Matthew Williams touched me because here was a kid from what was basically a middle-class home in Salisbury; by all accounts a perfectly nice, personable young man. And yet the story is that he snapped this day and shot his boss. There's such a mystery around that for me. Within the space of eight hours this nice, respectable kid was on the front page of The Salisbury Times called "Negro Slayer" and had been lynched. Speak to the lingering effects of that lynching legacy on the Eastern Shore.
There were the H.L. Mencken columns after the lynchings in which Mencken just decimated the entire Eastern Shore as essentially being made up of prehistoric people. The Shore kind of closes ranks and fights back. Many families boycotted The Baltimore Sun for decades. The Eastern Shore kind of got lost, got left behind. When the Eastern Shore next arrives on the scene in terms of the state's attention, it's with the Cambridge riots in the '60s. What has been the response from blacks and whites to the need for having a dialogue?
I do think that there is a moment right now in which many communities are looking at this past. It's an appropriate moment at the beginning of the 21st century to try and put some of these things to rest; at least try to confront them and grapple with them in a productive way, rather than leave them to rumor and innuendo. Do you have any private hope that somebody on the Eastern Shore is going to read your book and pick up the phone and say, "Gosh, my grandfather was one of those people involved in this lynching"?
I've never indulged that fantasy. People should break their silence, whoever they are, and find a way to unburden the community, not just the individuals, from something that I think really keeps the community from moving forward. We will talk for hours on end and debate affirmative action, but we don't want to talk about the issue that is the elephant in the middle of the room: and that is the incidents that really create the distrust and the shame or the fear and the guilt. At some point we have to be able to address this. But somebody down there knows names?
Absolutely. But what I had to do in writing this book was accept my job was not to tell the whole story. I never meant this to be a manhunt. Did any names crop up during your research?
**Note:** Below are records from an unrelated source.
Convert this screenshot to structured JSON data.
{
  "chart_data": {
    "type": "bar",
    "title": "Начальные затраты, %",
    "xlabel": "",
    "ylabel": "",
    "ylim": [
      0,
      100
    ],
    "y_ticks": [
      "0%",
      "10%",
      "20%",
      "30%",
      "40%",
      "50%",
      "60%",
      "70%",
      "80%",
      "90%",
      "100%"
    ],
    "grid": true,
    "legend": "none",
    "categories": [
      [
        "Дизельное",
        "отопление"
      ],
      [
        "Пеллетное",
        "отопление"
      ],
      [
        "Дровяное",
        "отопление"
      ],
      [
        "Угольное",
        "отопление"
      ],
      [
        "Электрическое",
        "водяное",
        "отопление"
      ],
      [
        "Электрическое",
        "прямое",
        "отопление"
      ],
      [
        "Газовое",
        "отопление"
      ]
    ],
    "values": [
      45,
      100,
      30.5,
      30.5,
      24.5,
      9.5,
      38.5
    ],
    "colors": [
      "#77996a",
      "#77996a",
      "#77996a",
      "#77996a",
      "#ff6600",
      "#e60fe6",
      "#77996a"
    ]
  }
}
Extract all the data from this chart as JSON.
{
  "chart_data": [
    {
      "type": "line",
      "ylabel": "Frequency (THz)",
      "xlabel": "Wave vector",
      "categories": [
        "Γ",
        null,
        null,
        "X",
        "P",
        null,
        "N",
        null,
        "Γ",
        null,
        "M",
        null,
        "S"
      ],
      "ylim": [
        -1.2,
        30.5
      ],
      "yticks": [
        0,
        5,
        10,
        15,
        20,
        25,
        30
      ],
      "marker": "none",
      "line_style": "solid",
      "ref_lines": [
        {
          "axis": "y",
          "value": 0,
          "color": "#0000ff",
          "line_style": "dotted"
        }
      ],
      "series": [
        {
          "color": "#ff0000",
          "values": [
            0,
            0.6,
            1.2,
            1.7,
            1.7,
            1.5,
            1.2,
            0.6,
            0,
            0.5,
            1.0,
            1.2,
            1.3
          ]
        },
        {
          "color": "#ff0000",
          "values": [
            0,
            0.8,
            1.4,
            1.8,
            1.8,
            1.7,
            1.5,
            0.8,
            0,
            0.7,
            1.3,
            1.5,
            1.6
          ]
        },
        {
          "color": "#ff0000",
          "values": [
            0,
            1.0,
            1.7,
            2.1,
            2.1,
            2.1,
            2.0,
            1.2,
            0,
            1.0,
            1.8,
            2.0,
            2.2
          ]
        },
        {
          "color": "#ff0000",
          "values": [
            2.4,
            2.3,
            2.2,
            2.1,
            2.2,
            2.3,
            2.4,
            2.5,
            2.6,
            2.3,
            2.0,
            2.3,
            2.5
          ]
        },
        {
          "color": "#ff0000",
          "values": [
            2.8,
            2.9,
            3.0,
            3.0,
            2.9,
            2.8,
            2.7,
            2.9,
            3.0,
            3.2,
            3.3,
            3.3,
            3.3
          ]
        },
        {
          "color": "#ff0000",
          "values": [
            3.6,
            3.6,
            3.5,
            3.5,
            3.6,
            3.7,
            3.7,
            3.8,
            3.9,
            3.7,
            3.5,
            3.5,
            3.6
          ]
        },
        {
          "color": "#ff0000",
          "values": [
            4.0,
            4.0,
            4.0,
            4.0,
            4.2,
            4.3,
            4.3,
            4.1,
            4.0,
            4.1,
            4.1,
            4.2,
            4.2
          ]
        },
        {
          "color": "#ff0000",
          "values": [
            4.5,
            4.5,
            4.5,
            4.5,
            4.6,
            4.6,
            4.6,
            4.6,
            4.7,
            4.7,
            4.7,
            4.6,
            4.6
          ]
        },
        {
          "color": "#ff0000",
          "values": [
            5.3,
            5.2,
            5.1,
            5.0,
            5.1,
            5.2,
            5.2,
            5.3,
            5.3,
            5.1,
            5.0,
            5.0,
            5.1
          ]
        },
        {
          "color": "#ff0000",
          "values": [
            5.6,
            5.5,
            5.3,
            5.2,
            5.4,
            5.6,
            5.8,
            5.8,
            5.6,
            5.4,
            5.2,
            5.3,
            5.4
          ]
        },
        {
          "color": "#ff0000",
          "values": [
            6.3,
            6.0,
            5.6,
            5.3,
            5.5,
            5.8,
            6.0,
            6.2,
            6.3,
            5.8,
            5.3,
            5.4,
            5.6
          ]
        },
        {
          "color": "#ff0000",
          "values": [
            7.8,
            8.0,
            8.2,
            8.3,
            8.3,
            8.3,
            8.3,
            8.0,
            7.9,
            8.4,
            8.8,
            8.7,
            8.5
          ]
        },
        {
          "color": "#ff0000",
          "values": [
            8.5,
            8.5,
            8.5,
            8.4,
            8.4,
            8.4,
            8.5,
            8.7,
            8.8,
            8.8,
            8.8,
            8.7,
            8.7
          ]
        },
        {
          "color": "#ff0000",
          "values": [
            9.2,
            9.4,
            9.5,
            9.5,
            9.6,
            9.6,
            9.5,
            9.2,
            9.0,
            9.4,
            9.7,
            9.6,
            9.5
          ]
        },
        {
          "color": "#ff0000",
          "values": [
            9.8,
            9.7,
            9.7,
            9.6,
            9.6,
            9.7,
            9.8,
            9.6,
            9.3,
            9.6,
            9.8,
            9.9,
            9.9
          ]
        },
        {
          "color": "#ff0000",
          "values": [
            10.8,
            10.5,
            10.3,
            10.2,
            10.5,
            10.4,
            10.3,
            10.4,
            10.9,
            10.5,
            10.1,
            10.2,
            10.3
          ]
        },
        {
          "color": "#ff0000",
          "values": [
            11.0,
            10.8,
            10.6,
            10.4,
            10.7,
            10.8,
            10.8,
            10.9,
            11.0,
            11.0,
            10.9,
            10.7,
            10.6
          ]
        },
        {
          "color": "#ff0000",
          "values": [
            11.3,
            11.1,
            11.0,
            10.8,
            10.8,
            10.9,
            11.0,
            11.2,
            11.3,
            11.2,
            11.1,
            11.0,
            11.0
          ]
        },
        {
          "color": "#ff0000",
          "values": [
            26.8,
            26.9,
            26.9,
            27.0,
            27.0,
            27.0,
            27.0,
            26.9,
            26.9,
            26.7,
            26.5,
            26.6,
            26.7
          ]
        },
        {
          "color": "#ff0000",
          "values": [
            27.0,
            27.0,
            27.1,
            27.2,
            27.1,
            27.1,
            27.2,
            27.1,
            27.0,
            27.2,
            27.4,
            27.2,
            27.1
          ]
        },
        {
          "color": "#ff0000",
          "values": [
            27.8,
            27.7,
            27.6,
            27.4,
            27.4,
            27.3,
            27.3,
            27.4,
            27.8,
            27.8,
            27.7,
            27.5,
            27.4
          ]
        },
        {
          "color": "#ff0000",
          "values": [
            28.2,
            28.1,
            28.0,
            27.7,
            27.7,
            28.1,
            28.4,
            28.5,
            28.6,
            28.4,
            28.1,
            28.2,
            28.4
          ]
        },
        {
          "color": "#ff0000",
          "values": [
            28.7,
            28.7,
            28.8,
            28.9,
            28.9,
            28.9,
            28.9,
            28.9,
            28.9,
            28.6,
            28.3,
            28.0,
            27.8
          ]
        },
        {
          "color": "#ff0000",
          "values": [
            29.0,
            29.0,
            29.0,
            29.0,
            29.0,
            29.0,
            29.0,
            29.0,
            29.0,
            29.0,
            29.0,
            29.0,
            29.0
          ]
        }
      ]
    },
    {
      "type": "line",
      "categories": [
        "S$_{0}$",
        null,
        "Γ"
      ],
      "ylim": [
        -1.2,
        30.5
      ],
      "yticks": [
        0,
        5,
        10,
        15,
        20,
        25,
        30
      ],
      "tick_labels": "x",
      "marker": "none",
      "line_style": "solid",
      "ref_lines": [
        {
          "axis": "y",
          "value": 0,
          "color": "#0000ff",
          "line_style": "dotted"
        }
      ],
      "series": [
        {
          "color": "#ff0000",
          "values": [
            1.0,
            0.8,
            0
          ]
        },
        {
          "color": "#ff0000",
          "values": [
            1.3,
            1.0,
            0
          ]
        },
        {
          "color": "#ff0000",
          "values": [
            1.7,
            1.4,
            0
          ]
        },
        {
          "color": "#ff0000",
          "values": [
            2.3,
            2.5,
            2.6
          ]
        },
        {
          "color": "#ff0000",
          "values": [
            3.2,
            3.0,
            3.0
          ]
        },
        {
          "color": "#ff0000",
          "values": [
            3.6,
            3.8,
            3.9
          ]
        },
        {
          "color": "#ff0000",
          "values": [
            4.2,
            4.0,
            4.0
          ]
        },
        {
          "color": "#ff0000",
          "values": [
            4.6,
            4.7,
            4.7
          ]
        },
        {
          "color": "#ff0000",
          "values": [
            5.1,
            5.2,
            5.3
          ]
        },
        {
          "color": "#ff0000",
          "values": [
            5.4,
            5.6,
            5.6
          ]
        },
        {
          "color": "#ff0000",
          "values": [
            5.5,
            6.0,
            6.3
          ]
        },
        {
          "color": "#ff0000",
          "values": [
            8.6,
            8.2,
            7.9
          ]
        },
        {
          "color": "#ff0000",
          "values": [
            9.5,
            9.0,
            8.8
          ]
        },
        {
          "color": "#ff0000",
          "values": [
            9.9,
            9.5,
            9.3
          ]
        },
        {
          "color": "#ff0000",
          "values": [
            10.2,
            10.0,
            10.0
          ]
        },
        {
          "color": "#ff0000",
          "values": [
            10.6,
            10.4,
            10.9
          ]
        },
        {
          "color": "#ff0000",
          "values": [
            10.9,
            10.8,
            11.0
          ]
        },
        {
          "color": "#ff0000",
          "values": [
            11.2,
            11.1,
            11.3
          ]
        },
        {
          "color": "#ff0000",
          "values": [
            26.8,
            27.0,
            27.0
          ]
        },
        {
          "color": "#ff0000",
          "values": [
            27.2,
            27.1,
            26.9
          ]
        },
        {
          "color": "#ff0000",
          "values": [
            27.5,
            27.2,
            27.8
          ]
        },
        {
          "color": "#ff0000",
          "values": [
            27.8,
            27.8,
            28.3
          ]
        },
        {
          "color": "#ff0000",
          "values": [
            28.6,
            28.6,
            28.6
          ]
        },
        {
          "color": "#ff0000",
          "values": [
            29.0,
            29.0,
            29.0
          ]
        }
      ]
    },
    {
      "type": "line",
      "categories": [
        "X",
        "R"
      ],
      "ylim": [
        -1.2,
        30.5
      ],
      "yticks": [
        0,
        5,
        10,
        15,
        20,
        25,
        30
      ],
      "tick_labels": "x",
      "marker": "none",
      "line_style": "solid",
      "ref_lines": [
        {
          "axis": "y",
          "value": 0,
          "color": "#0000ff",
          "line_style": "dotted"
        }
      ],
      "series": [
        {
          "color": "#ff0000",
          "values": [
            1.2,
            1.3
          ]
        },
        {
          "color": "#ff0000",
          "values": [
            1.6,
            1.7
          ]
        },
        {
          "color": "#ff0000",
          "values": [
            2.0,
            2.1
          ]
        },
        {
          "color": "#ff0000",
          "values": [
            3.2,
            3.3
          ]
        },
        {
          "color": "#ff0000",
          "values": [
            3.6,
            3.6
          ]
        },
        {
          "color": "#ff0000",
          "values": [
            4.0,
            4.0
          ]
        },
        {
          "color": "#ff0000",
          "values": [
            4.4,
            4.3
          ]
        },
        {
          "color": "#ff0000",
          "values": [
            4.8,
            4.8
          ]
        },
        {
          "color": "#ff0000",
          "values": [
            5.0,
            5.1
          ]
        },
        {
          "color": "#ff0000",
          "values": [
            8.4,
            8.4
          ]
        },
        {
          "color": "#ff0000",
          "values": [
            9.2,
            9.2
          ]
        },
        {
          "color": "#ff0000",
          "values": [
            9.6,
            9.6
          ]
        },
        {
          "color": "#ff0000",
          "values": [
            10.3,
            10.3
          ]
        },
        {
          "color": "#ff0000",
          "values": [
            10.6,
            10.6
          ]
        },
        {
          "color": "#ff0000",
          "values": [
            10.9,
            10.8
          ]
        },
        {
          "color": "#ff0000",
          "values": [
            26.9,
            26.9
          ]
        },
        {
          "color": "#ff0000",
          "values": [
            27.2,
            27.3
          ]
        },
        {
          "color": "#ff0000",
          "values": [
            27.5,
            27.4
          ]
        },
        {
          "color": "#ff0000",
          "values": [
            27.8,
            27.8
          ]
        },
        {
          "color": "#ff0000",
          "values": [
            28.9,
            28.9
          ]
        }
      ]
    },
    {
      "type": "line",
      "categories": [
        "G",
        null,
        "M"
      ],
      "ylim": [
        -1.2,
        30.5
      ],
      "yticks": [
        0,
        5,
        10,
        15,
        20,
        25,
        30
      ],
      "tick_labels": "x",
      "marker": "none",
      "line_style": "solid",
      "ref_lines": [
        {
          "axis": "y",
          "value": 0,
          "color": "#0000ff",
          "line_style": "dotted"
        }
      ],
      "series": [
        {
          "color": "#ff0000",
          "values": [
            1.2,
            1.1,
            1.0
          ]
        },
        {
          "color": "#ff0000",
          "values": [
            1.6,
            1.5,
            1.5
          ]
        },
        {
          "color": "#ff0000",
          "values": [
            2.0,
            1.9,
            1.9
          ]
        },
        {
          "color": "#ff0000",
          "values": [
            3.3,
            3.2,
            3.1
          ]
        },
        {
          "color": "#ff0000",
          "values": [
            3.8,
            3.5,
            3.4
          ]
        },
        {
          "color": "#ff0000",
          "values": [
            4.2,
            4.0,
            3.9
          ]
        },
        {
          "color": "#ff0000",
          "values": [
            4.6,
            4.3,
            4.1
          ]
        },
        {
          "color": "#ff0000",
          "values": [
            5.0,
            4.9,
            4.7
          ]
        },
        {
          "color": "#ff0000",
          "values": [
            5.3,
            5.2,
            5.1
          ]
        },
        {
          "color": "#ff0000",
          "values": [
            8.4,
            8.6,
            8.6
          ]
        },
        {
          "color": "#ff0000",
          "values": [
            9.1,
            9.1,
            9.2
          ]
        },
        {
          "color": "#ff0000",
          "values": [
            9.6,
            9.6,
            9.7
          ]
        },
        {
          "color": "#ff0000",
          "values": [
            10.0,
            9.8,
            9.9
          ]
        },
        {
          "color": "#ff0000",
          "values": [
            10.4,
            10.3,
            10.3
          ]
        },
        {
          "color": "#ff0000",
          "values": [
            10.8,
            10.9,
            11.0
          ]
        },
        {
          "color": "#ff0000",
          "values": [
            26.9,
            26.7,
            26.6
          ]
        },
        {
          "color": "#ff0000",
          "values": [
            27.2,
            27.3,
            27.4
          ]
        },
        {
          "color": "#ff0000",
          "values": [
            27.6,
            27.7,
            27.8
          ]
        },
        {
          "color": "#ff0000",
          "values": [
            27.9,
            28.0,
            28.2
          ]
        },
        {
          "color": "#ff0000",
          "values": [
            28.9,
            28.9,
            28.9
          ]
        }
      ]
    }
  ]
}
One name did crop up through the rumor mill, but I didn't have enough [confirmation] that I could publish the name. Still amazing that people could get away with it?
Well, in those times you could. And not with a secret crime. You could do something openly and notoriously. It's not like a lynching took five minutes. And the curtain stays down. Wow! How powerful that must be generationally to be able to maintain that silence.
Sherrilyn Ifill will appear at the Edmondson Avenue branch of the Enoch Pratt Free Library on March 17 at 2 p.m. She spoke with The Sun by phone from her law school office.